One particularly interesting portion from the Forbes piece,
which seems to be online only:
The culture of orthopedic surgeons
is particularly aggressive. Predominantly male, "orthopods" are the
jocks of the surgical world. Sales representatives tell stories of doctors
playing loud rock music in the operating room and throwing instruments at the
wall when they get frustrated. Several surgeons tell Fortune they simply don't
have time to pore over labels. Lambert offers a blunt appraisal: "'Off-label'
is not at all a pejorative term -- it's almost the opposite.

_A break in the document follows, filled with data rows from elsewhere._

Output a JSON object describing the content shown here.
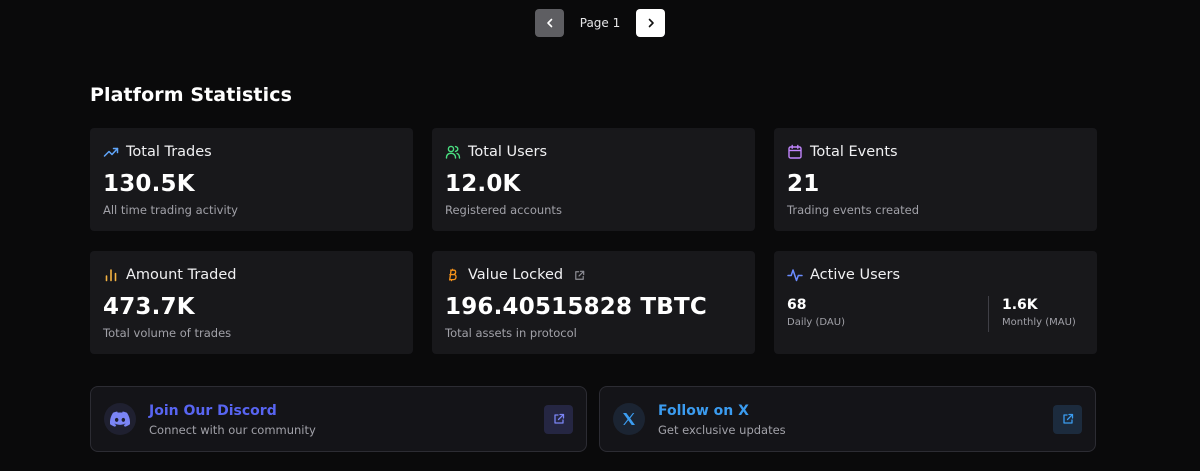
{
  "pagination": {
    "label": "Page 1"
  },
  "section": {
    "title": "Platform Statistics"
  },
  "cards": {
    "total_trades": {
      "title": "Total Trades",
      "value": "130.5K",
      "subtitle": "All time trading activity"
    },
    "total_users": {
      "title": "Total Users",
      "value": "12.0K",
      "subtitle": "Registered accounts"
    },
    "total_events": {
      "title": "Total Events",
      "value": "21",
      "subtitle": "Trading events created"
    },
    "amount_traded": {
      "title": "Amount Traded",
      "value": "473.7K",
      "subtitle": "Total volume of trades"
    },
    "value_locked": {
      "title": "Value Locked",
      "value": "196.40515828 TBTC",
      "subtitle": "Total assets in protocol"
    },
    "active_users": {
      "title": "Active Users",
      "daily": {
        "value": "68",
        "label": "Daily (DAU)"
      },
      "monthly": {
        "value": "1.6K",
        "label": "Monthly (MAU)"
      }
    }
  },
  "social": {
    "discord": {
      "title": "Join Our Discord",
      "subtitle": "Connect with our community",
      "color": "#5865f2"
    },
    "x": {
      "title": "Follow on X",
      "subtitle": "Get exclusive updates",
      "color": "#3b9cf0"
    }
  },
  "colors": {
    "trades_icon": "#60a5fa",
    "users_icon": "#4ade80",
    "events_icon": "#c084fc",
    "amount_icon": "#f5b342",
    "bitcoin_icon": "#f7931a",
    "active_icon": "#6b8cff"
  }
}
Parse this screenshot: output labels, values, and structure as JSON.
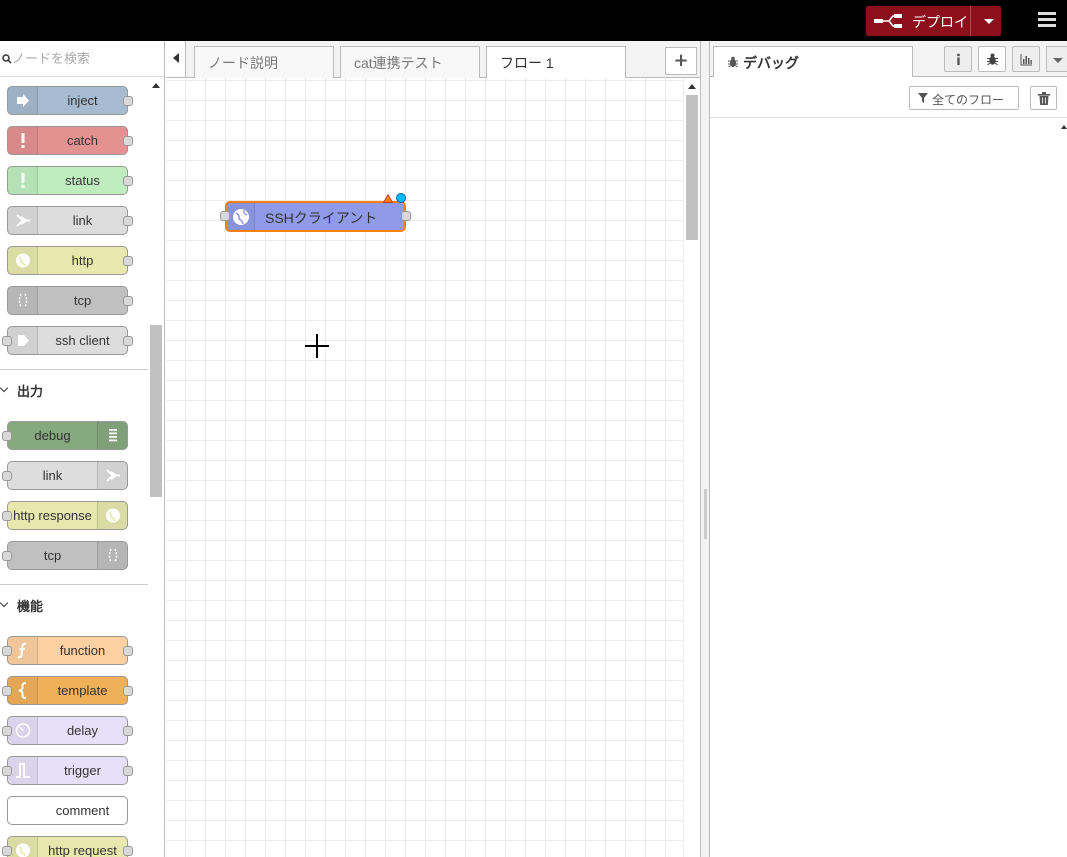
{
  "header": {
    "deploy_label": "デプロイ"
  },
  "palette": {
    "search_placeholder": "ノードを検索",
    "input_nodes": [
      {
        "label": "inject",
        "color": "#a6bbcf"
      },
      {
        "label": "catch",
        "color": "#e49191"
      },
      {
        "label": "status",
        "color": "#c0edc0"
      },
      {
        "label": "link",
        "color": "#dddddd"
      },
      {
        "label": "http",
        "color": "#e7e7ae"
      },
      {
        "label": "tcp",
        "color": "#c0c0c0"
      },
      {
        "label": "ssh client",
        "color": "#dddddd"
      }
    ],
    "categories": {
      "output": "出力",
      "function": "機能"
    },
    "output_nodes": [
      {
        "label": "debug",
        "color": "#87a980"
      },
      {
        "label": "link",
        "color": "#dddddd"
      },
      {
        "label": "http response",
        "color": "#e7e7ae"
      },
      {
        "label": "tcp",
        "color": "#c0c0c0"
      }
    ],
    "function_nodes": [
      {
        "label": "function",
        "color": "#fdd0a2"
      },
      {
        "label": "template",
        "color": "#f0b05a"
      },
      {
        "label": "delay",
        "color": "#e6e0f8"
      },
      {
        "label": "trigger",
        "color": "#e6e0f8"
      },
      {
        "label": "comment",
        "color": "#ffffff"
      },
      {
        "label": "http request",
        "color": "#e7e7ae"
      }
    ]
  },
  "workspace": {
    "tabs": [
      {
        "label": "ノード説明"
      },
      {
        "label": "cat連携テスト"
      },
      {
        "label": "フロー 1"
      }
    ],
    "active_tab": "フロー 1",
    "nodes": [
      {
        "label": "SSHクライアント",
        "color": "#8f9be8",
        "status": "changed-with-warning"
      }
    ]
  },
  "sidebar": {
    "active_tab_label": "デバッグ",
    "filter_label": "全てのフロー",
    "buttons": [
      "info-icon",
      "bug-icon",
      "chart-icon"
    ]
  }
}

Reading the label
is for people who read labels."
Surgeons don't always listen to the
FDA, but they do heed the young sales representatives who bring them devices
and routinely watch them operate. "It sounds ridiculous, because here's a
guy who went to medical school and did his residency, and he's listening to
some guy in the back of the room," says one former Synthes salesperson.
Another adds: "It's not uncommon to have a surgeon with a drill in his
hand, about to drill a hole, looking over his shoulder at you saying, 'Is this
right?'"
The story also provides insights into why the market doesn’t
constrain false or unproven claims, despite huge potential back-end liability
in cases like this one: firms are made of people, and individual people both
have different incentives than the firm as a whole and, not unrelatedly, deep
capacities to read evidence optimistically even as patients are dying. Indeed, one of two case examples in a
brochure given to surgeons promoting the product came from a woman who’d died
on the operating table—though the brochure didn’t say that.